The Trump administration is spearheading an effort to roll back some of the financial regulation adopted after the financial crisis. Ms. Yellen has defended many of those measures, but her remarks Wednesday served as a reminder that she has expressed openness to adjusting some.
She called attention to recent steps by the Fed and other federal agencies to cut red tape by simplifying several regulatory requirements.
Ms. Yellen last week cast a key vote in favor of releasing American International Group Inc. from federal oversight. She said in a statement Monday that “since the financial crisis, AIG has largely sold off or wound down its capital markets businesses, and has become a smaller firm that poses less of a threat to financial stability.”
Predict It now lists Yellen as the third most likely Fed Chair, behind Kevin Warsh and Jerome Powell, but ahead of Neel Kashkari and Gary Cohn. In fairness, Ms. Yellen has spoken out previously in favor of reducing the burden on community banks.
The West is the Best
Western states are leading the nation in national consumer spending growth, with Utah leading the way.

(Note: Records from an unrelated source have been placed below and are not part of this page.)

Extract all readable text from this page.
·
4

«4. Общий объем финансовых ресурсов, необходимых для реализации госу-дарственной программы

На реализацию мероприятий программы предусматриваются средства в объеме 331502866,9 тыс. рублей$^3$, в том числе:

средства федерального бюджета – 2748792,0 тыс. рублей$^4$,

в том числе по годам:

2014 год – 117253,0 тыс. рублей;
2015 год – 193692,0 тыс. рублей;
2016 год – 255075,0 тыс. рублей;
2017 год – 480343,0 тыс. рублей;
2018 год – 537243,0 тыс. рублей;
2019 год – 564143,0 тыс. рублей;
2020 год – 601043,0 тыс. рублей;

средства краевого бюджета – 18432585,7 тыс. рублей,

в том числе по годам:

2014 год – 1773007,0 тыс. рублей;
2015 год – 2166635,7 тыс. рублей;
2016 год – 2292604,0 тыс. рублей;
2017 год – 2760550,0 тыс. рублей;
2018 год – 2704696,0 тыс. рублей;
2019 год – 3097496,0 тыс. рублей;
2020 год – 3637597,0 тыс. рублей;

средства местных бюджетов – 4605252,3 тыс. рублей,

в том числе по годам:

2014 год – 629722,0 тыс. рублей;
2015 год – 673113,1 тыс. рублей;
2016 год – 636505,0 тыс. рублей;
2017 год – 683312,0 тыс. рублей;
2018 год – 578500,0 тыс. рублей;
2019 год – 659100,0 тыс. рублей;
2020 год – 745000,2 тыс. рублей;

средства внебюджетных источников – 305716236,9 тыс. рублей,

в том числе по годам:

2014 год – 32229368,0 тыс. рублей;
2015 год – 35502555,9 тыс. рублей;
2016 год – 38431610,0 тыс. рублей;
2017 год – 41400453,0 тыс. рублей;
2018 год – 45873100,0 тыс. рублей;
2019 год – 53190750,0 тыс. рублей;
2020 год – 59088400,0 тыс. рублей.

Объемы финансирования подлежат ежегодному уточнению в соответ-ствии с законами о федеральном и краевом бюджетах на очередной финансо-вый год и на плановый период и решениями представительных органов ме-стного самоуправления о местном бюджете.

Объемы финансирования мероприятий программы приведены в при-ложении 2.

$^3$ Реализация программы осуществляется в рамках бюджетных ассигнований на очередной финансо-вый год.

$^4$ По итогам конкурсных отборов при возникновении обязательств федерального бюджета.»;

People in the Rocky Mountains and Far West ramped up their spending in 2016 by 5.2% and 4.8%, respectively, exceeding the U.S.’s overall 4.0% spending growth in the same year, according to a Commerce Department report that uses non-inflation adjusted figures. Utahns increased their purchases by 6.2% in 2016, far outpacing their region and the country overall.
For six years the two regions have consistently held top spots for the fastest spending growth, and Utah has also shown some of the strongest consumption growth in recent years, taking one of the top-five spots since 2012.
The U.S.’s blossoming tech industry, which is concentrated in several West Coast cities, is helping to drive the region’s economic growth. Utah, for example, is home to tech companies including Qualtrics and Adobe Systems and has seen an influx of new residents.
“[They] not only are creating jobs, but also pay higher wages. This is especially true for areas like Seattle, Silicon Valley and the Bay Area, Denver, Salt Lake City, and Boise,” said Gus Faucher, the chief economist at PNC Financial Services Group.
The West also has strong trade ties with expanding Asian economies, boosting regional jobs, income, and spending, Mr. Faucher said.
Every other region, except for the Southeast, was lagging the national average.